The thought didn't seem to sit very well with Jaka. He said "But . . ." and shook his head repeatedly. Finally, Meralda gave him a shake to steady him and pushed herself up against him.

"Truly, this is for the better," she said. "You're my love, as I'm your own, and now fate has intervened to put us together."

"It's crazy," Jaka replied, pulling back from her. "We can't run away. We have no money. We have nothing. We shall die on the road before we ever get near Luskan."

"Nothing?" Meralda echoed incredulously, starting to realize that this was more than shock speaking. "We've each other. We've our love, and our child coming."

"You think that's enough?" Jaka asked in the same incredulous tone. "What life are we to find under such circumstances as this? Paupers forever, eating mud and raising our child in mud?"

"What choice have we?"

"We?" Jaka bit back the word as soon as it left his mouth, realizing too late that it had not been wise to say aloud.

Meralda fought back tears. "Are you saying that you lied to get me to lay down with you? Are you saying that you do not love me?"

"That's not what I'm saying," Jaka reassured her, coming over to put a hand on her shoulder, "but what chance shall we have to survive? You don't really believe that love is enough, do you? We shall have no food, no money, and three to feed. And how will it be when you get all fat and ugly, and we have not even our lovemaking to bring us joy?"

The woman blanched and fell back from his reach. He came for her, but she slapped him away. "You said you loved me," she said.

"I did," Jaka replied. "I do."

She shook her head slowly, eyes narrowing in a moment of clarity. "You lusted for me but never loved me." Her voice quivered, but the woman was determined to hold strong her course. "You fool.

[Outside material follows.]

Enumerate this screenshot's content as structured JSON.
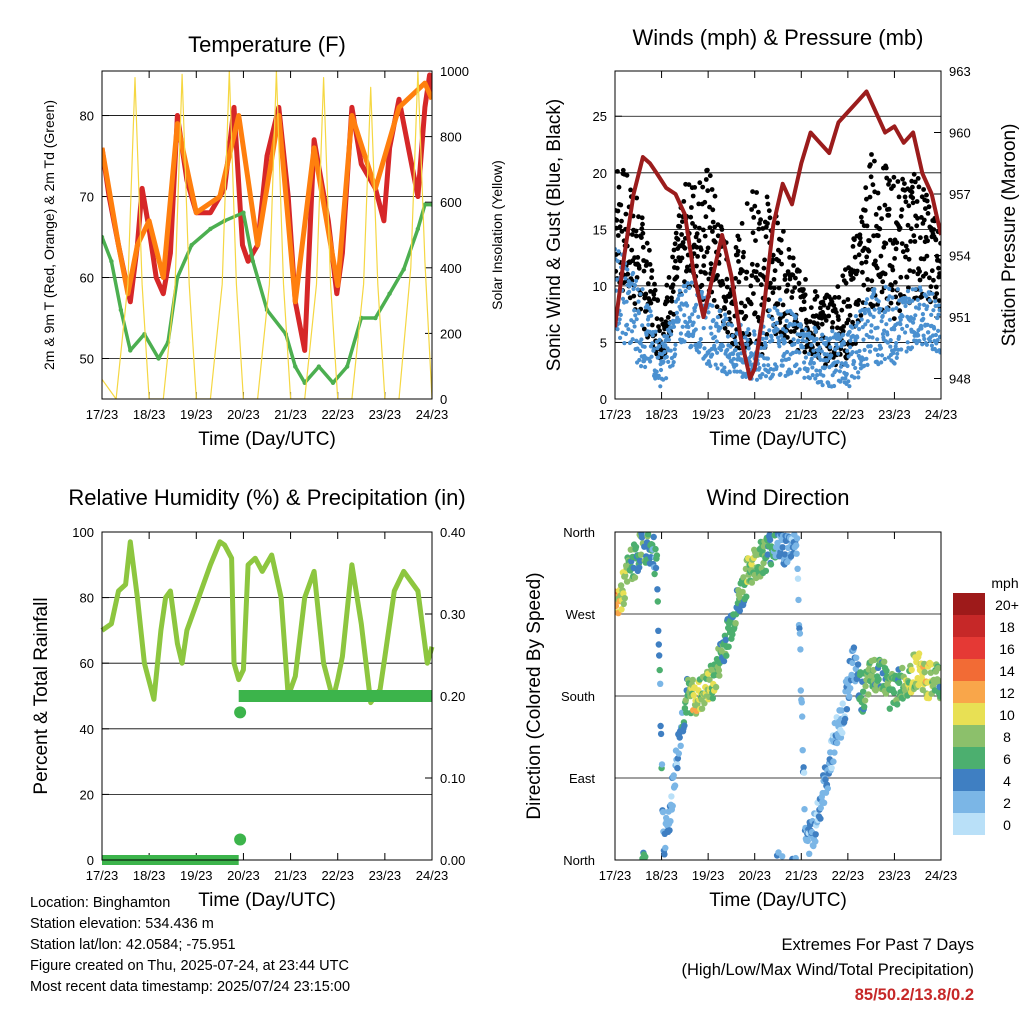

You're not even knowing the difference." With that she turned and ran out of the house. Jaka didn't make a move to go after her.

Meralda cried all through the night on the rainy hillside and didn't return home until early in the morning. The truth was there before her now, whatever might happen next. What a fool she felt for giving herself to Jaka Sculi. For the rest of her life, when she would look back on the moment she became a woman, the moment she left her innocent life as a girl behind her, it would not be the night she lost her virginity. No, it would be this night, when she first realized she had given her most secret self to a selfish, uncaring, shallow man. No, not a man-a boy. What a fool she had been.